Senate Homeland Security Committee Chairman Ron Johnson (R-Wis.) assured the freshman Utah senator that a witness in the investigation, former Ukrainian diplomat Andrii Telizhenko, would be interviewed privately.
“Senator Romney has expressed his concerns to Chairman Johnson, who has confirmed that any interview of the witness would occur in a closed setting without a hearing or public spectacle,” Romney’s spokeswoman, Liz Johnson, told media outlets on Friday. “He will therefore vote to let the chairman proceed to obtain the documents that have been offered.”
Earlier this week, Johnson announced he is intending to seek a subpoena against Telizhenko, who was a consultant at Blue Star Strategies, which represented Burisma Holdings in the United States. Hunter Biden sat on the board of Burisma for several years. Some Republicans, including President Donald Trump, have suggested that he got the job because of his father.
Republicans have questioned why he sat on the board of the firm—whose founder, Mykola Zlochevsky, has been investigated for corruption in Ukraine—while Biden was in office and leading the Obama administration’s Ukraine policy. Hunter and Joe Biden have both denied Republicans’ allegations, but the issue became a central portion of the impeachment fight that led to Trump’s acquittal in February.
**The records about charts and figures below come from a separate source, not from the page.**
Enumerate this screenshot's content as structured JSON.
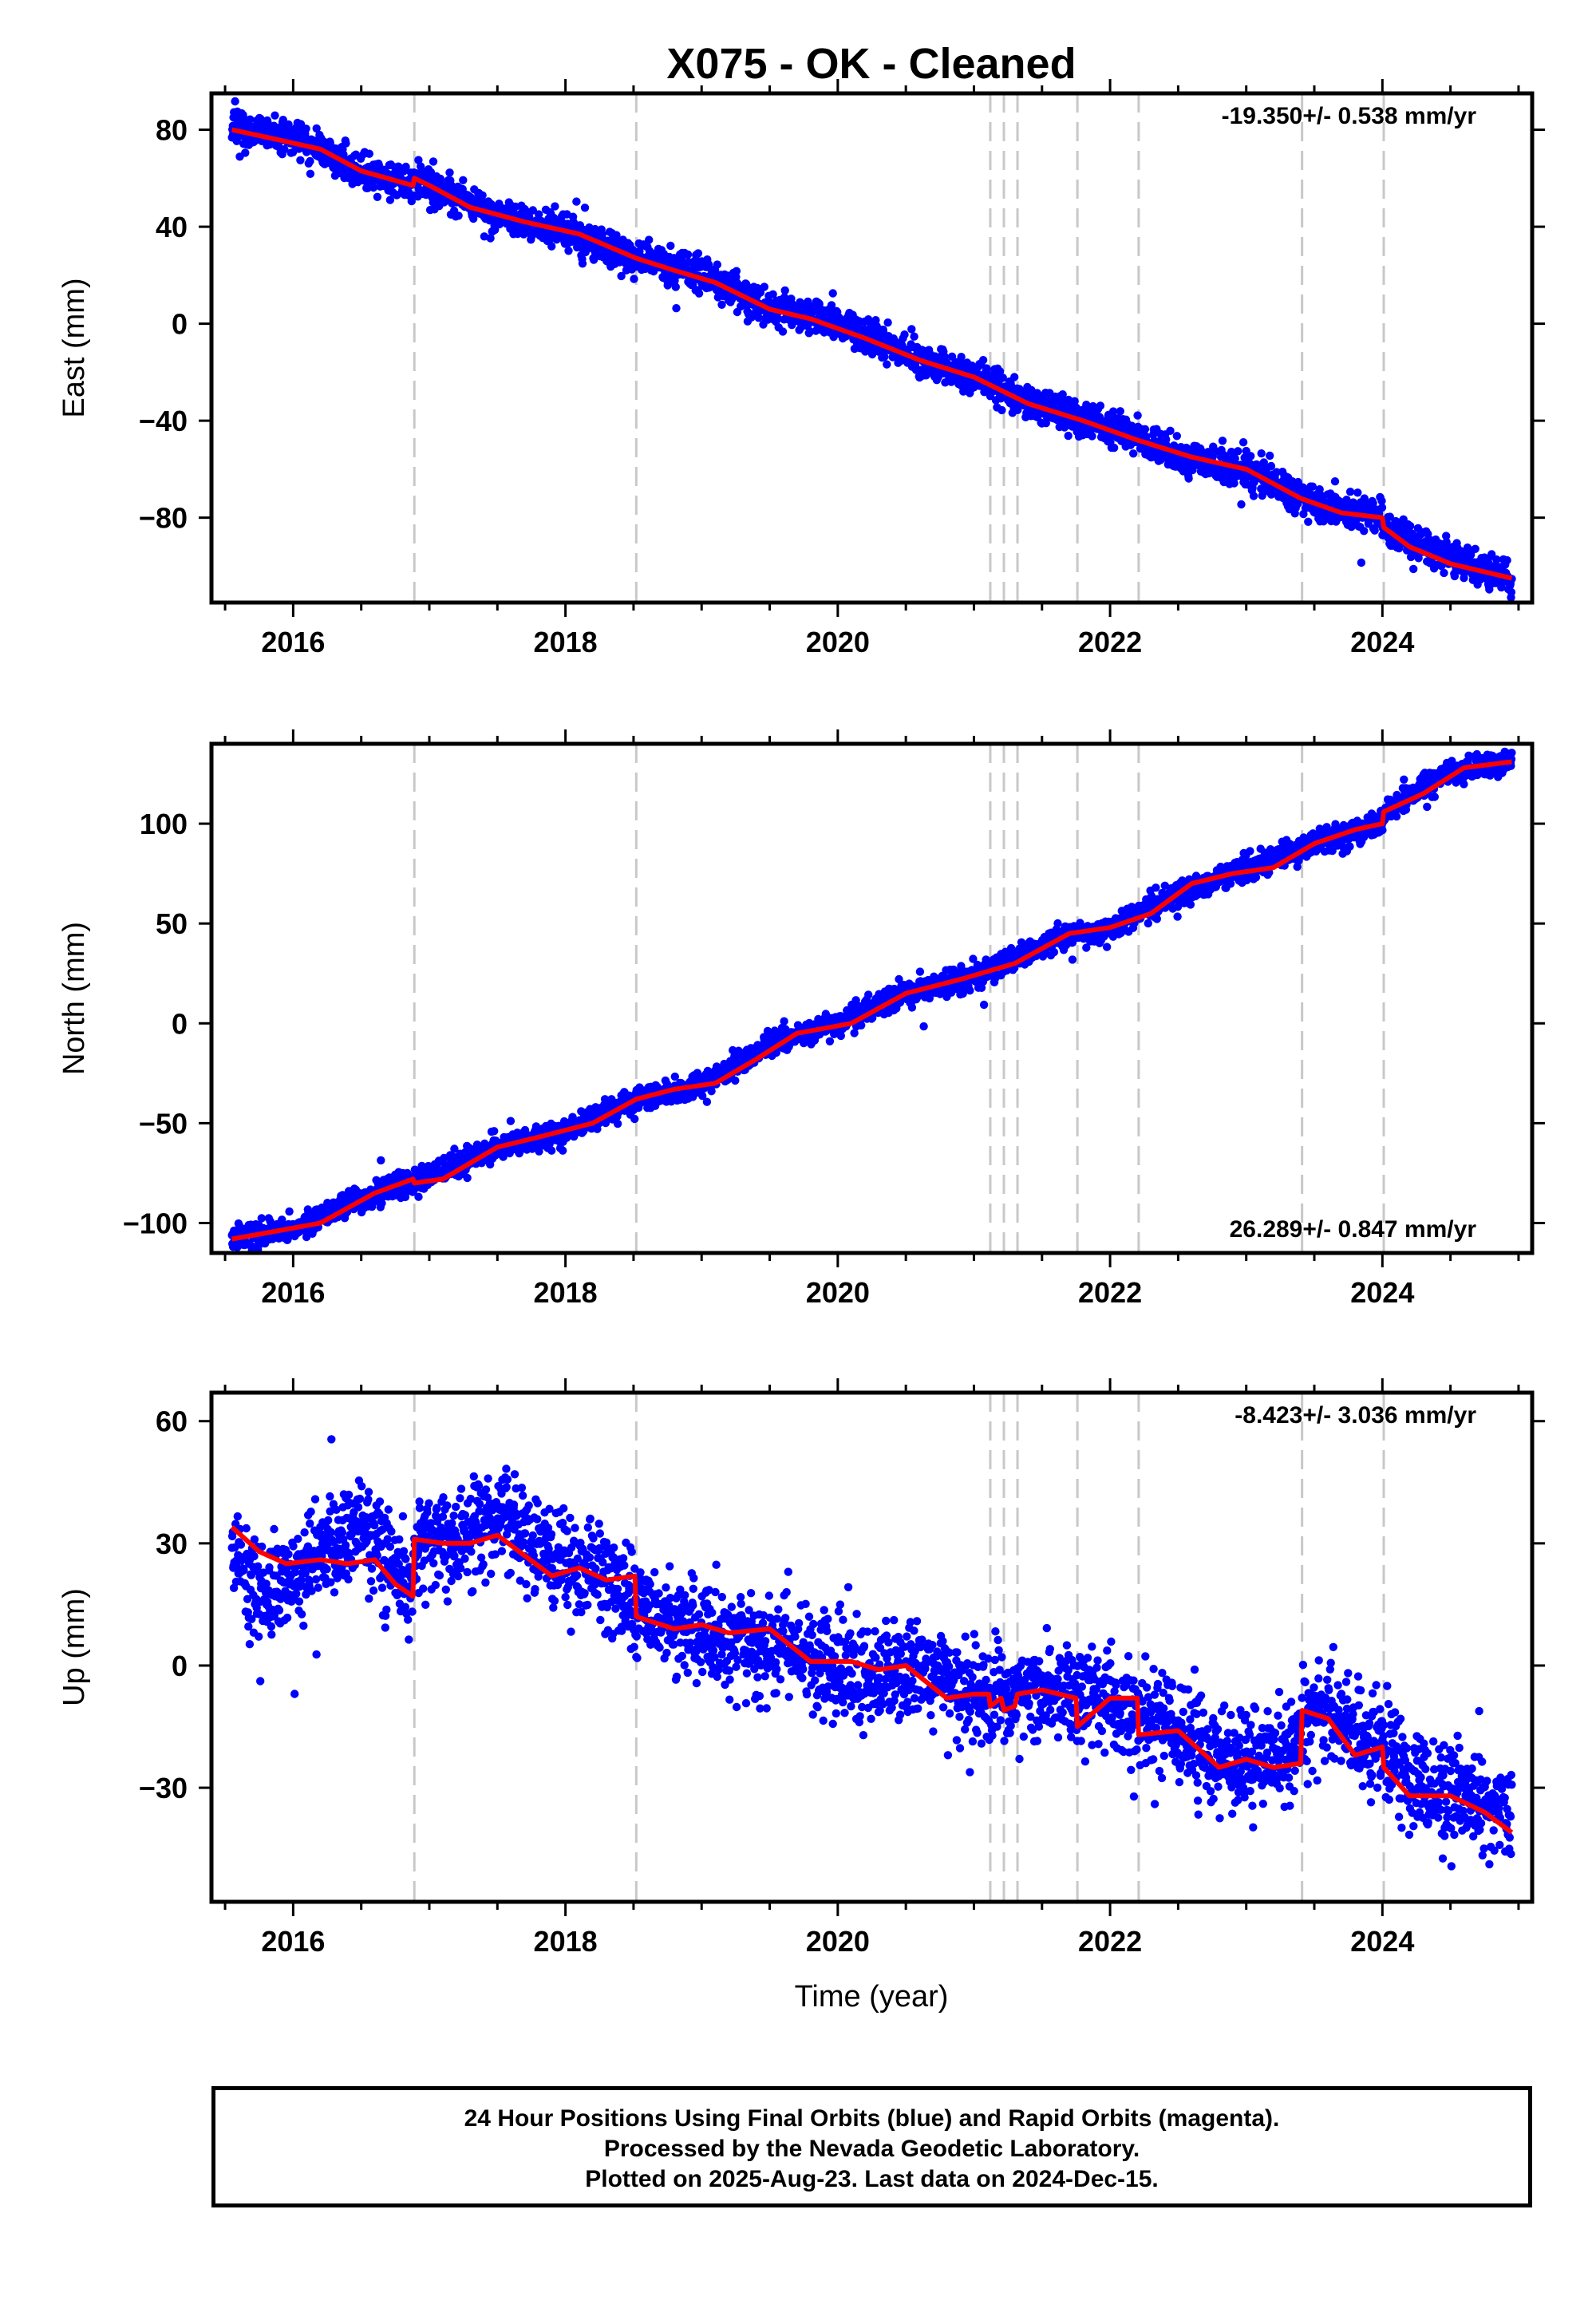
{
  "title": "X075  - OK - Cleaned",
  "colors": {
    "final_orbits": "#0000ff",
    "model_fit": "#ff0000",
    "event_lines": "#c8c8c8",
    "frame": "#000000"
  },
  "xaxis": {
    "label": "Time (year)",
    "range": [
      2015.4,
      2025.1
    ],
    "ticks": [
      2016,
      2018,
      2020,
      2022,
      2024
    ],
    "tick_labels": [
      "2016",
      "2018",
      "2020",
      "2022",
      "2024"
    ]
  },
  "events": [
    2016.89,
    2018.52,
    2021.12,
    2021.22,
    2021.32,
    2021.76,
    2022.21,
    2023.41,
    2024.01
  ],
  "chart_data": [
    {
      "type": "scatter",
      "component": "east",
      "ylabel": "East (mm)",
      "ylim": [
        -115,
        95
      ],
      "yticks": [
        80,
        40,
        0,
        -40,
        -80
      ],
      "ytick_labels": [
        "80",
        "40",
        "0",
        "−40",
        "−80"
      ],
      "rate_label": "-19.350+/- 0.538 mm/yr",
      "rate_position": "top-right",
      "model": {
        "x": [
          2015.55,
          2015.8,
          2016.2,
          2016.5,
          2016.88,
          2016.89,
          2017.0,
          2017.3,
          2017.7,
          2018.1,
          2018.52,
          2018.8,
          2019.1,
          2019.5,
          2019.8,
          2020.2,
          2020.6,
          2021.0,
          2021.4,
          2021.8,
          2022.2,
          2022.6,
          2023.0,
          2023.4,
          2023.7,
          2024.0,
          2024.01,
          2024.2,
          2024.5,
          2024.95
        ],
        "y": [
          80,
          77,
          72,
          63,
          57,
          60,
          57,
          48,
          42,
          37,
          27,
          22,
          17,
          6,
          2,
          -6,
          -15,
          -22,
          -33,
          -40,
          -48,
          -55,
          -60,
          -72,
          -78,
          -80,
          -84,
          -92,
          -99,
          -105
        ]
      },
      "observations": {
        "x": [
          2015.55,
          2016.0,
          2016.5,
          2016.88,
          2016.89,
          2017.5,
          2018.0,
          2018.52,
          2019.0,
          2019.5,
          2020.0,
          2020.6,
          2021.0,
          2021.5,
          2022.0,
          2022.5,
          2023.0,
          2023.5,
          2024.0,
          2024.01,
          2024.5,
          2024.95
        ],
        "y": [
          80,
          77,
          62,
          57,
          60,
          45,
          38,
          27,
          20,
          6,
          1,
          -15,
          -22,
          -35,
          -42,
          -55,
          -60,
          -74,
          -80,
          -84,
          -97,
          -105
        ],
        "scatter_mm": 3.5
      }
    },
    {
      "type": "scatter",
      "component": "north",
      "ylabel": "North (mm)",
      "ylim": [
        -115,
        140
      ],
      "yticks": [
        100,
        50,
        0,
        -50,
        -100
      ],
      "ytick_labels": [
        "100",
        "50",
        "0",
        "−50",
        "−100"
      ],
      "rate_label": "26.289+/- 0.847 mm/yr",
      "rate_position": "bottom-right",
      "model": {
        "x": [
          2015.55,
          2015.8,
          2016.2,
          2016.6,
          2016.88,
          2016.89,
          2017.1,
          2017.5,
          2017.8,
          2018.2,
          2018.52,
          2018.8,
          2019.1,
          2019.4,
          2019.7,
          2020.1,
          2020.5,
          2020.9,
          2021.3,
          2021.7,
          2022.0,
          2022.3,
          2022.6,
          2022.9,
          2023.2,
          2023.5,
          2023.8,
          2024.0,
          2024.01,
          2024.3,
          2024.6,
          2024.95
        ],
        "y": [
          -108,
          -105,
          -100,
          -85,
          -78,
          -80,
          -78,
          -62,
          -57,
          -50,
          -38,
          -33,
          -30,
          -18,
          -5,
          0,
          15,
          22,
          30,
          45,
          48,
          55,
          70,
          75,
          78,
          90,
          97,
          100,
          106,
          115,
          128,
          131
        ]
      },
      "observations": {
        "x": [
          2015.55,
          2016.0,
          2016.6,
          2016.88,
          2016.89,
          2017.5,
          2018.0,
          2018.52,
          2019.0,
          2019.5,
          2020.0,
          2020.5,
          2021.0,
          2021.6,
          2022.0,
          2022.5,
          2023.0,
          2023.5,
          2024.0,
          2024.01,
          2024.5,
          2024.95
        ],
        "y": [
          -108,
          -103,
          -85,
          -78,
          -80,
          -62,
          -54,
          -38,
          -31,
          -10,
          0,
          15,
          23,
          42,
          48,
          65,
          77,
          90,
          100,
          106,
          126,
          131
        ],
        "scatter_mm": 3.0
      }
    },
    {
      "type": "scatter",
      "component": "up",
      "ylabel": "Up (mm)",
      "ylim": [
        -58,
        67
      ],
      "yticks": [
        60,
        30,
        0,
        -30
      ],
      "ytick_labels": [
        "60",
        "30",
        "0",
        "−30"
      ],
      "rate_label": "-8.423+/- 3.036 mm/yr",
      "rate_position": "top-right",
      "model": {
        "x": [
          2015.55,
          2015.75,
          2015.95,
          2016.2,
          2016.4,
          2016.6,
          2016.75,
          2016.88,
          2016.89,
          2017.1,
          2017.3,
          2017.5,
          2017.7,
          2017.9,
          2018.1,
          2018.3,
          2018.51,
          2018.52,
          2018.8,
          2019.0,
          2019.2,
          2019.5,
          2019.8,
          2020.1,
          2020.3,
          2020.5,
          2020.8,
          2021.0,
          2021.11,
          2021.12,
          2021.2,
          2021.22,
          2021.3,
          2021.32,
          2021.5,
          2021.75,
          2021.76,
          2022.0,
          2022.2,
          2022.21,
          2022.5,
          2022.8,
          2023.0,
          2023.2,
          2023.4,
          2023.41,
          2023.6,
          2023.8,
          2024.0,
          2024.01,
          2024.2,
          2024.5,
          2024.75,
          2024.95
        ],
        "y": [
          34,
          28,
          25,
          26,
          25,
          26,
          20,
          17,
          31,
          30,
          30,
          32,
          27,
          22,
          24,
          21,
          22,
          12,
          9,
          10,
          8,
          9,
          1,
          1,
          -1,
          0,
          -8,
          -7,
          -7,
          -10,
          -8,
          -11,
          -10,
          -7,
          -6,
          -8,
          -15,
          -8,
          -8,
          -17,
          -16,
          -25,
          -23,
          -25,
          -24,
          -11,
          -13,
          -22,
          -20,
          -25,
          -32,
          -32,
          -36,
          -41
        ]
      },
      "observations": {
        "x": [
          2015.55,
          2015.8,
          2016.0,
          2016.3,
          2016.5,
          2016.88,
          2016.89,
          2017.2,
          2017.5,
          2017.9,
          2018.3,
          2018.52,
          2019.0,
          2019.6,
          2020.1,
          2020.6,
          2021.1,
          2021.5,
          2022.0,
          2022.3,
          2022.8,
          2023.3,
          2023.5,
          2024.0,
          2024.2,
          2024.6,
          2024.95
        ],
        "y": [
          26,
          16,
          22,
          30,
          33,
          19,
          31,
          31,
          38,
          26,
          22,
          15,
          8,
          4,
          -2,
          -2,
          -8,
          -6,
          -8,
          -13,
          -24,
          -22,
          -11,
          -20,
          -28,
          -33,
          -36
        ],
        "scatter_mm": 6.0
      }
    }
  ],
  "footer": {
    "line1": "24 Hour Positions Using Final Orbits (blue) and Rapid Orbits (magenta).",
    "line2": "Processed by the Nevada Geodetic Laboratory.",
    "line3": "Plotted on 2025-Aug-23. Last data on 2024-Dec-15."
  }
}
During an October interview with ABC News, Hunter said he realized that his role on Burisma’s board created the impression of a conflict of interest, and his father told reporters earlier this year that it was “a bad image.”
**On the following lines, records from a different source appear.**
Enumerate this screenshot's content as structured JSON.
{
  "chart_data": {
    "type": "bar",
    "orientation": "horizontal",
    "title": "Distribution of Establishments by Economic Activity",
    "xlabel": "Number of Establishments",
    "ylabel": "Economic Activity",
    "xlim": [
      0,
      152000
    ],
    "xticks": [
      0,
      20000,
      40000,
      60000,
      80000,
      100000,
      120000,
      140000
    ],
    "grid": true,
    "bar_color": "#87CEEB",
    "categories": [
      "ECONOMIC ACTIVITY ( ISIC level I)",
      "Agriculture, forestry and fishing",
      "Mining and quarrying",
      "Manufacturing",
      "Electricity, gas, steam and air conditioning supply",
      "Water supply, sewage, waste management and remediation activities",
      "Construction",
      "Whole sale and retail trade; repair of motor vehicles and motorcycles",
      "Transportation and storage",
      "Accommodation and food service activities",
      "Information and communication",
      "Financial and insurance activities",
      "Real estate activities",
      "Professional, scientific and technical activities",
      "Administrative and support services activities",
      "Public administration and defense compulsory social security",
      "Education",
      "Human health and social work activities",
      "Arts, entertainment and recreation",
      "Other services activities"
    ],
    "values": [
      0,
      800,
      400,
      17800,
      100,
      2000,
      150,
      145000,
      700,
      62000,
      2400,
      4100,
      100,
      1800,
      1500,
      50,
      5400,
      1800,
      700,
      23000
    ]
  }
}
Before his spokeswoman confirmed his intention, Romney said the Senate investigation into the Bidens has the “appearance” of being politically motivated, as Biden has emerged as the Democratic frontrunner in the 2020 election. “There’s no question the appearance is not good,” Romney told reporters on Thursday.“I would prefer that investigations are done by an independent, nonpolitical body,” he said.
Republicans have an 8-6 majority on the Homeland Security panel. If Romney should break ranks with his party—like he did with last month’s vote on impeachment—the subpoena effort would be essentially derailed.
“As part of the committee’s ongoing investigation, it has received U.S. government records indicating that Blue Star sought to leverage Hunter Biden’s role as a board member of Burisma to gain access to, and potentially influence matters at, the State Department,” Johnson told other members of the committee about his intention to issue a subpoena, The Hill reported.
Before that, Grassley and Johnson have been investigating whether there was a conflict of interest when the younger Biden served on the board of Burisma. Last month, the two senators submitted a request for Hunter Biden’s travel records.
But Johnson said in his letter that Telizhenko’s “records and information would be responsive to the committee’s requests” after Blue Star refused to hand them over.